Für die Verarbeitung von Big Data werden zudem Schlüsselkonzepte wie Hadoop & MapReduce als Teil eines umfassenden Ökosystems vorgestellt. Weitere wichtige Unterscheidungen sind Scale Up vs. Scale Out, Schema on Read vs. Schema on Write und die Evolution von NoSQL vs. SQL Datenbanken. 

Die Anwendung von Big Data erstreckt sich über vielfältige Bereiche, von wissenschaftlichen Projekten wie dem Large Hadron Collider (CERN) und dem ALMA Observatory bis hin zu kommerziellen Anwendungen wie der FIFA World Cup 2018 (SRG/Swiss TXT), Suchmaschinen (Google) und Smartphones (Apple). Es wird illustriert, wie Big Data zur Transformation von Produkten und Operationen sowie zur Kundenbindung genutzt wird, beispielsweise durch Internet of Things (IoT), Machine Learning, Smart Metering, Predictive Maintenance, Text Analytics, Natural Language Processing (NLP) und Clickstream Analytics.

 

KI ist wie ein digitaler Trainer, der uns nicht nur neue Fähigkeiten beibringt, sondern auch hilft, unsere eigene Fähigkeit zum Lernen zu verbessern, während wir gleichzeitig sicherstellen müssen, dass dieser Trainer verantwortungsbewusst und zum Wohl der Menschen agiert.

Dr. Daniel Benninger

Das Impulsreferat am PL Event des Bundesamtes für Informatik thematisiert, wie Künstliche Intelligenz (KI) uns (wieder) dazu befähigt, zu lernen.

Zunächst wird KI als die Fähigkeit digitaler Computer oder Roboter definiert, Aufgaben auszuführen, die typischerweise intelligenten Wesen zugeschrieben werden, welche sich an wechselnde Umstände anpassen können. 

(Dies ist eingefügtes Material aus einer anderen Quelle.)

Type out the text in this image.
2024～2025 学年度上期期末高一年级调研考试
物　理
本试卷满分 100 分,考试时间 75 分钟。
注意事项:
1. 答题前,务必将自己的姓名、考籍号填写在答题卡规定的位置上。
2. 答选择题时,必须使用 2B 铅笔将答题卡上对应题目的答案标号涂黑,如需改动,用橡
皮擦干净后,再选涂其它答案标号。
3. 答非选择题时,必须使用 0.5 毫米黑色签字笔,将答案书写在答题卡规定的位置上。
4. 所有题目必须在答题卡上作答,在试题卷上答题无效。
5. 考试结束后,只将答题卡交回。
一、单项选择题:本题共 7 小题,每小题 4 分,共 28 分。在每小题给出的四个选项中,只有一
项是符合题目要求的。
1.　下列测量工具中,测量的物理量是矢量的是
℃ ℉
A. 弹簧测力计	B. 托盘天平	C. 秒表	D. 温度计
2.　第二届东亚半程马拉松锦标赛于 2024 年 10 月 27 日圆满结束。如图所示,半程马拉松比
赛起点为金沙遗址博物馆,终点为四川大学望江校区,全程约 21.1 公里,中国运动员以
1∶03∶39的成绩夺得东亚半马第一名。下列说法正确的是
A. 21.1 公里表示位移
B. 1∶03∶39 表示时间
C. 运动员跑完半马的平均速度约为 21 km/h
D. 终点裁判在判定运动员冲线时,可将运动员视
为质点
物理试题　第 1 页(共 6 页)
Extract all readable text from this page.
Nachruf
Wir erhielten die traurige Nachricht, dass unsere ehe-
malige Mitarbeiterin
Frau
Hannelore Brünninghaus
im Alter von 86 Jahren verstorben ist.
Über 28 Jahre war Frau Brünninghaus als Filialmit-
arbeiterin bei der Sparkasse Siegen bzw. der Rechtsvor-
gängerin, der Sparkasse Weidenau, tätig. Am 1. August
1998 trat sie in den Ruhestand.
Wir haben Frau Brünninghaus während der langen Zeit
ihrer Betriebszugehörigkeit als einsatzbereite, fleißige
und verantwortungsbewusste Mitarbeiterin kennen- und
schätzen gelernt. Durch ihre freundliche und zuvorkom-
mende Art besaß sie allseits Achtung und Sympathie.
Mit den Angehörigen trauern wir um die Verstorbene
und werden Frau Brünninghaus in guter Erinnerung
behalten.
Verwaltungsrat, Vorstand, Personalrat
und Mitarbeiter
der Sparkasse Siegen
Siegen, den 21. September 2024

Das Referat erläutert zunächst drei Haupttypen von KI:

  • Schwache oder Enge KI (Narrow AI): Führt spezifische Aufgaben in einem eng definierten Bereich aus
  • Starke oder Allgemeine KI (General AI): Besitzt allgemeine Problemlösungsfähigkeiten über verschiedene Bereiche hinweg („Human Level AI“)
  • Super-KI: Maschinen übertreffen menschliche Intelligenz in allen kognitiven Eigenschaften

Anschliessend werden typische Anwendungsbereiche der KI aufgeführt und erläutert:

  • Maschinelles Lernen (ML), inklusive künstlicher und tiefer neuronaler Netze (ANN, DNN)
  • Natürliche Sprachverarbeitung (NLP), z.B. für Chatbots, digitale Assistenten und Textgeneratoren
  • Computer Vision zur Analyse von Bildern und Videos
  • Reinforcement Learning (RL), angewendet in Spielen und Robotik

Die Herausforderungen bei der Einführung von KI, insbesondere im öffentlichen Sektor, umfassen etwa die folgenden Aspekte

  • den effektiven Umgang mit Daten,
  • notwendige KI-Fähigkeiten,
  • Zugang zu KI-Ökosystemen,
  • und … bestehende Kulturen und Beschaffungsmechanismen im öffentlichen Sektor

Zukünftige Herausforderungen beinhalten die Entwicklung von erklärbarer KI (Explainable AI), sicherer KI (Safe AI) zum Schutz vor Angriffen, und ethischer KI (Ethical AI), die sich mit gesellschaftlichen Auswirkungen wie autonomen Systemen/Fahrzeugen oder der Zukunft der Arbeit befasst.

Das übergeordnete Ziel muss sein, KI so zu gestalten, dass sie unsere Menschlichkeit fördert und nicht mindert oder gar ersetzt.